The HOPE Count is a reminder that people like Kenny often need supports beyond housing. Many homeless individuals struggle with chronic health conditions, disabilities, mental illness or addiction. According to the Substance Abuse and Mental Health Service Administration, approximately 26 percent of homeless individuals suffer from severe mental illness, and almost 35 percent struggle with substance abuse.
Although the HOPE Count focuses on homeless individuals spending their nights on the street, New York City also faces another serious problem: A growing number of families with children entering the shelter system. For this growing population of families – almost 10,000, including almost 17,000 children – supportive services are vital to helping them transition to permanent independent living.
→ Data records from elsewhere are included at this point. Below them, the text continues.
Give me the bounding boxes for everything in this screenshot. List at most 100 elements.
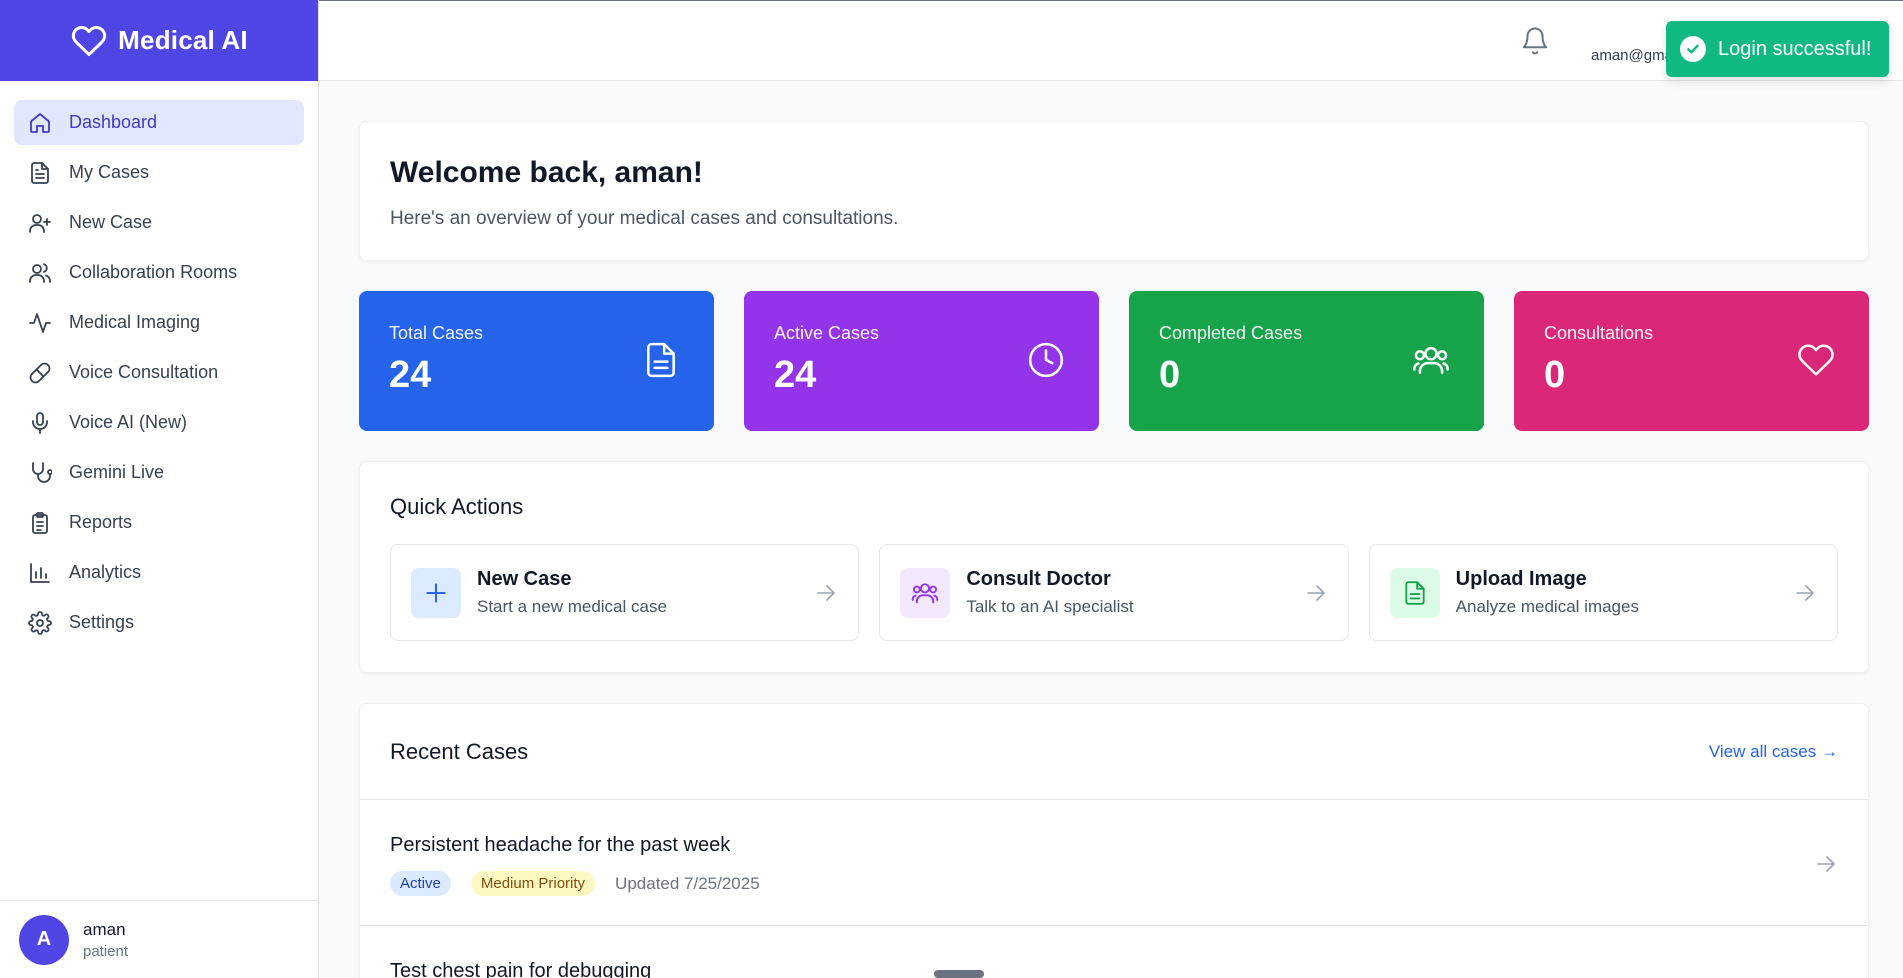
sidebar-item-label: New Case: [69, 212, 153, 232]
arrow-right-icon: [1306, 585, 1325, 601]
priority-badge: Medium Priority: [470, 871, 596, 896]
stat-active-cases: Active Cases 24: [744, 291, 1099, 431]
pill-icon: [29, 362, 51, 383]
welcome-card: Welcome back, aman! Here's an overview o…: [359, 121, 1869, 261]
quick-action-upload-image[interactable]: Upload Image Analyze medical images: [1368, 544, 1838, 641]
qa-title: Upload Image: [1455, 568, 1587, 590]
sidebar-item-settings[interactable]: Settings: [14, 600, 304, 645]
case-title: Test chest pain for debugging: [390, 960, 652, 978]
case-row[interactable]: Test chest pain for debugging: [360, 926, 1868, 978]
sidebar-item-label: Voice Consultation: [69, 362, 219, 382]
qa-subtitle: Start a new medical case: [477, 597, 667, 616]
stat-completed-cases: Completed Cases 0: [1129, 291, 1484, 431]
quick-action-consult-doctor[interactable]: Consult Doctor Talk to an AI specialist: [879, 544, 1349, 641]
sidebar-item-medical-imaging[interactable]: Medical Imaging: [14, 300, 304, 345]
avatar: A: [19, 914, 69, 965]
recent-cases-header: Recent Cases View all cases →: [360, 704, 1868, 800]
stat-value: 24: [389, 354, 432, 396]
arrow-right-icon: [1796, 585, 1814, 601]
heart-icon: [1798, 344, 1834, 376]
stat-label: Consultations: [1544, 323, 1654, 343]
sidebar-item-my-cases[interactable]: My Cases: [14, 150, 304, 195]
brand[interactable]: Medical AI: [0, 0, 318, 81]
stat-value: 0: [1544, 354, 1566, 396]
sidebar-nav: Dashboard My Cases New Case Collaboratio…: [0, 81, 318, 645]
activity-icon: [29, 312, 51, 333]
case-row[interactable]: Persistent headache for the past week Ac…: [360, 800, 1868, 926]
sidebar-item-reports[interactable]: Reports: [14, 500, 304, 545]
view-all-cases-link[interactable]: View all cases →: [1709, 742, 1838, 762]
sidebar-item-new-case[interactable]: New Case: [14, 200, 304, 245]
users-icon: [29, 262, 51, 283]
user-name: aman: [83, 919, 126, 939]
sidebar-item-voice-ai[interactable]: Voice AI (New): [14, 400, 304, 445]
user-profile[interactable]: A aman patient: [0, 900, 318, 978]
login-toast: Login successful!: [1666, 21, 1889, 77]
arrow-right-icon: [817, 585, 836, 601]
qa-subtitle: Analyze medical images: [1455, 597, 1639, 616]
stat-total-cases: Total Cases 24: [359, 291, 714, 431]
clock-icon: [1028, 342, 1064, 378]
file-text-icon: [31, 161, 49, 184]
gear-icon: [28, 610, 52, 635]
stat-value: 0: [1159, 354, 1181, 396]
sidebar-item-label: Voice AI (New): [69, 412, 188, 432]
home-icon: [30, 112, 50, 133]
plus-icon: [426, 582, 446, 603]
qa-icon-box: [900, 567, 951, 618]
bell-icon[interactable]: [1520, 25, 1550, 57]
case-meta: Active Medium Priority Updated 7/25/2025: [390, 871, 1838, 896]
stat-value: 24: [774, 354, 817, 396]
users-icon: [912, 582, 939, 603]
qa-title: New Case: [477, 568, 572, 590]
recent-cases: Recent Cases View all cases → Persistent…: [359, 703, 1869, 978]
check-circle-icon: [1680, 36, 1706, 62]
sidebar-item-label: Analytics: [69, 562, 142, 582]
main-content: Welcome back, aman! Here's an overview o…: [359, 121, 1869, 978]
quick-actions: Quick Actions New Case Start a new medic…: [359, 461, 1869, 673]
sidebar-item-label: My Cases: [69, 162, 150, 182]
sidebar-item-voice-consultation[interactable]: Voice Consultation: [14, 350, 304, 395]
sidebar-item-collaboration-rooms[interactable]: Collaboration Rooms: [14, 250, 304, 295]
file-icon: [1405, 580, 1425, 605]
arrow-right-icon: [1817, 856, 1835, 872]
sidebar-item-analytics[interactable]: Analytics: [14, 550, 304, 595]
heart-icon: [72, 25, 107, 56]
qa-title: Consult Doctor: [966, 568, 1111, 590]
qa-icon-box: [1389, 567, 1440, 618]
stat-label: Total Cases: [389, 323, 484, 343]
welcome-subtitle: Here's an overview of your medical cases…: [390, 208, 899, 229]
sidebar-item-dashboard[interactable]: Dashboard: [14, 100, 304, 145]
quick-actions-title: Quick Actions: [390, 494, 524, 519]
recent-cases-title: Recent Cases: [390, 738, 529, 764]
sidebar-item-label: Dashboard: [69, 112, 158, 132]
quick-action-new-case[interactable]: New Case Start a new medical case: [390, 544, 860, 641]
stat-consultations: Consultations 0: [1514, 291, 1869, 431]
sidebar-item-label: Medical Imaging: [69, 312, 201, 332]
clipboard-icon: [32, 511, 48, 534]
stats-row: Total Cases 24 Active Cases 24 Completed…: [359, 291, 1869, 431]
qa-icon-box: [411, 567, 461, 618]
sidebar-item-gemini-live[interactable]: Gemini Live: [14, 450, 304, 495]
file-icon: [647, 342, 675, 378]
users-icon: [1413, 346, 1449, 374]
status-badge: Active: [390, 871, 451, 896]
mic-icon: [32, 411, 48, 434]
app-title: Medical AI: [118, 25, 248, 55]
stat-label: Active Cases: [774, 323, 880, 343]
sidebar-item-label: Reports: [69, 512, 133, 532]
quick-actions-row: New Case Start a new medical case Consul…: [390, 544, 1838, 641]
stethoscope-icon: [32, 461, 52, 483]
user-email: aman@gma: [1591, 47, 1673, 64]
sidebar-item-label: Collaboration Rooms: [69, 262, 238, 282]
sidebar-item-label: Gemini Live: [69, 462, 165, 482]
case-updated: Updated 7/25/2025: [615, 873, 760, 893]
qa-subtitle: Talk to an AI specialist: [966, 597, 1134, 616]
sidebar-item-label: Settings: [69, 612, 135, 632]
user-role: patient: [83, 942, 129, 960]
bar-chart-icon: [30, 562, 50, 583]
welcome-title: Welcome back, aman!: [390, 156, 703, 189]
scroll-handle[interactable]: [934, 970, 984, 978]
user-plus-icon: [29, 213, 51, 233]
case-title: Persistent headache for the past week: [390, 834, 731, 856]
Employment, education, child care and assistance finding housing are particularly critical, as well as options for intensive treatment for mental health or substance abuse, and long-term supportive housing.
“For me, this year’s count highlighted the sheer complexity of the issues that go into creating the problem of homelessness, “ said Sally Greenspan, who organized the Enterprise volunteers who participated in this year’s count. “And yet, in the end, how simple the solution is: housing with the right combination of income and service supports.”
Sally believes we need to move from a system that manages the homelessness to one that ends it. And we need to develop accurate assessment tools that ensure people get the level and type of intervention tailored to their individual needs.
Creating lasting solutions requires investing in high-quality affordable housing, as well as identifying and refining new models for delivering a range of supportive services in housing.
It also means working with the government and our provider partners to make sure that we have the funding, policies, and on-the-ground expertise necessary to create strategies that go beyond helping manage homelessness for people like Kenny.
Instead, we need to help them come, and stay, home.